Sure, that sounds like a Libertarian proposal. Free-market Roads
Free-market roads is the theory that a society should have entirely privately owned roads.
Free-market roads are generally advocated by anarcho-capitalist works, including Murray Rothbard's For a New Liberty, Morris and Linda Tannehill's The Market for Liberty, David D. Friedman's The Machinery of Freedom, and David T. Beito's The Voluntary City.
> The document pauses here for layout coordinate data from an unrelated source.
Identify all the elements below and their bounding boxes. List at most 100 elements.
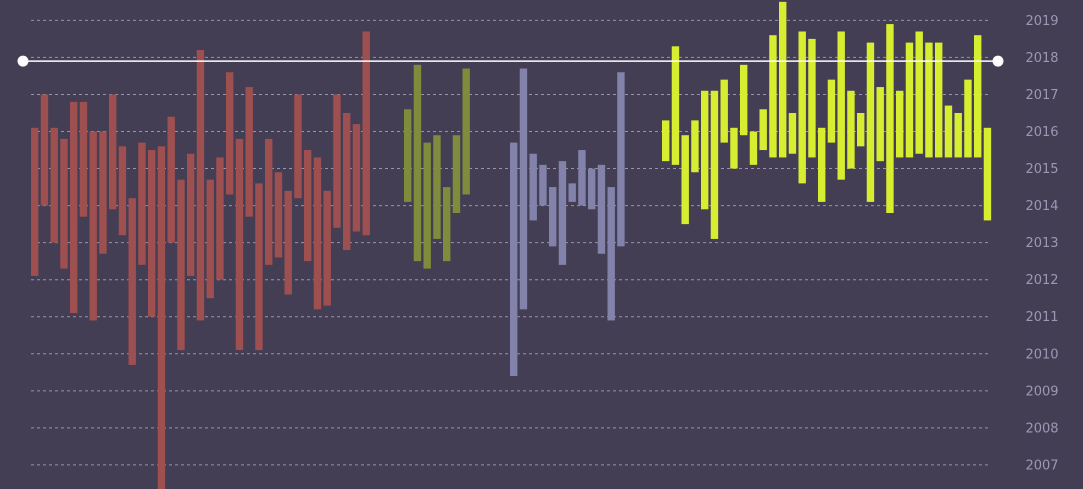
bar-s3-12 [617,72,625,247]
bar-s3-6 [558,161,567,265]
bar-s4-1 [662,120,670,162]
bar-s1-5 [70,101,78,314]
bar-s4-29 [935,42,943,158]
bar-s2-4 [433,135,441,239]
bar-s1-4 [60,138,68,269]
bar-s1-8 [99,131,107,254]
bar-s3-8 [578,150,586,206]
bar-s4-10 [749,131,758,165]
bar-s1-11 [128,198,136,365]
bar-s1-1 [31,127,39,276]
bar-s4-5 [701,90,709,210]
bar-s4-30 [944,105,953,158]
bar-s3-11 [607,187,615,321]
bar-s4-25 [896,90,904,158]
bar-s4-28 [925,42,933,158]
bar-s2-5 [443,187,451,262]
y-tick-label-2008: 2008 [1025,421,1058,436]
bar-s1-9 [109,94,117,210]
bar-s1-27 [284,190,292,295]
y-tick-label-2012: 2012 [1025,273,1058,288]
y-tick-label-2017: 2017 [1025,88,1058,103]
bar-s1-29 [304,150,312,262]
bar-s4-9 [740,64,748,136]
bar-s4-15 [798,31,806,184]
bar-s3-2 [519,68,528,310]
bar-s1-20 [216,157,224,280]
bar-s4-14 [788,112,797,154]
bar-s4-2 [671,46,680,165]
bar-s4-31 [954,112,962,158]
bar-s1-16 [177,179,185,351]
bar-s3-10 [597,164,606,254]
bar-s3-9 [588,168,596,210]
y-tick-label-2007: 2007 [1025,458,1058,473]
bar-s1-18 [196,50,205,321]
bar-s4-3 [681,135,689,225]
bar-s4-13 [779,1,787,158]
bar-s2-6 [452,135,461,214]
bar-s1-28 [294,94,302,199]
bar-s4-34 [983,127,992,221]
bar-s4-12 [769,35,777,158]
bars [31,1,992,489]
bar-s4-16 [808,38,816,158]
bar-s1-12 [138,142,146,265]
series-2 [404,64,470,269]
bar-s1-35 [362,31,370,236]
bar-s1-31 [323,190,331,306]
y-tick-label-2013: 2013 [1025,236,1058,251]
bar-s1-17 [187,153,195,276]
bar-s1-19 [206,179,214,299]
bar-s2-1 [404,109,412,202]
bar-s1-3 [50,127,58,243]
bar-s1-14 [157,146,166,489]
y-tick-label-2014: 2014 [1025,199,1058,214]
bar-s1-21 [226,72,234,195]
bar-s1-34 [352,124,361,232]
y-tick-label-2011: 2011 [1025,310,1058,325]
bar-s4-4 [691,120,699,173]
bar-s4-8 [730,127,738,169]
bar-s3-5 [549,187,557,247]
reference-line-right-handle[interactable] [992,55,1004,67]
bar-s3-7 [568,183,576,202]
y-tick-label-2016: 2016 [1025,125,1058,140]
bar-s4-22 [866,42,875,202]
bar-s4-26 [905,42,914,158]
bar-s1-26 [274,172,283,258]
series-1 [31,31,370,489]
bar-s1-13 [148,150,156,317]
bar-s1-10 [118,146,127,236]
bar-s4-11 [759,109,767,151]
bar-s1-7 [89,131,97,321]
y-tick-label-2019: 2019 [1025,14,1058,29]
bar-s4-19 [837,31,845,180]
y-tick-label-2015: 2015 [1025,162,1058,177]
y-tick-label-2010: 2010 [1025,347,1058,362]
reference-line-left-handle[interactable] [17,55,29,67]
y-axis: 2019 2018 2017 2016 2015 2014 2013 2012 2011 2010… [1025,14,1058,474]
bar-s1-32 [333,94,341,228]
bar-s3-4 [539,164,547,206]
bar-s4-24 [886,24,894,214]
bar-s1-2 [40,94,49,206]
bar-s1-6 [79,101,88,217]
bar-s3-3 [529,153,537,221]
bar-s4-20 [847,90,855,169]
series-4 [662,1,992,239]
bar-s4-17 [818,127,826,202]
bar-s4-18 [827,79,836,143]
reference-line[interactable] [17,55,1004,67]
bar-s4-33 [974,35,982,158]
bar-s1-30 [313,157,322,310]
bar-s1-33 [343,112,351,251]
bar-s3-1 [510,142,518,377]
bar-s1-25 [265,138,273,265]
y-tick-label-2018: 2018 [1025,51,1058,66]
bar-s4-27 [915,31,923,154]
bar-s2-2 [413,64,422,262]
bar-s1-24 [255,183,263,351]
series-3 [510,68,625,377]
In the United States, the majority of roads in the early 19th century were privately funded and operated. In J.P. Morgan and the Transportation Kings: The Titanic and Other Disasters, Steven H. Gittelman notes:
As early as 1800, there were sixty-nine private road-building companies chartered by the states. I've the course of the next three decades, th so called private road-building movement led to the development of new roads at rates previously unheard of in America. Over $11 million was invested in turnpikes in New York, some $6.5 million in New England, and over $4.5 million in Pennsylvania. Between 1794 and 1840, 238 private New England turnpike companies built and operated about 3,750 miles of road. New York led all other states in turnpike mileage with over 4,000 as of 1821. Pennsylvania came second, reaching a peak of about 2,400 miles in 1832. New Jersey companies operated 50 miles by 1821. Between 1810 and 1845 over 400 private turnpikes were chartered and built
Daniel B. Klein, Santa Clara University and John Majewski, University of California – Santa Barbara has similar figures
In view of the difficult regulatory environment and apparent free-rider problem, the success of early turnpikes in raising money and improving roads was striking. The movement built new roads at rates previously unheard of in America. [...] Turnpike companies in these states raised more than $24 million by 1830, an amount equaling 6.15 percent of those states’ 1830 GDP. To put this into comparative perspective, between 1956 and 1995 all levels of government spent $330 billion (in 1996 dollars) in building the interstate highway system, a cumulative total equaling only 4.30 percent of 1996 GDP.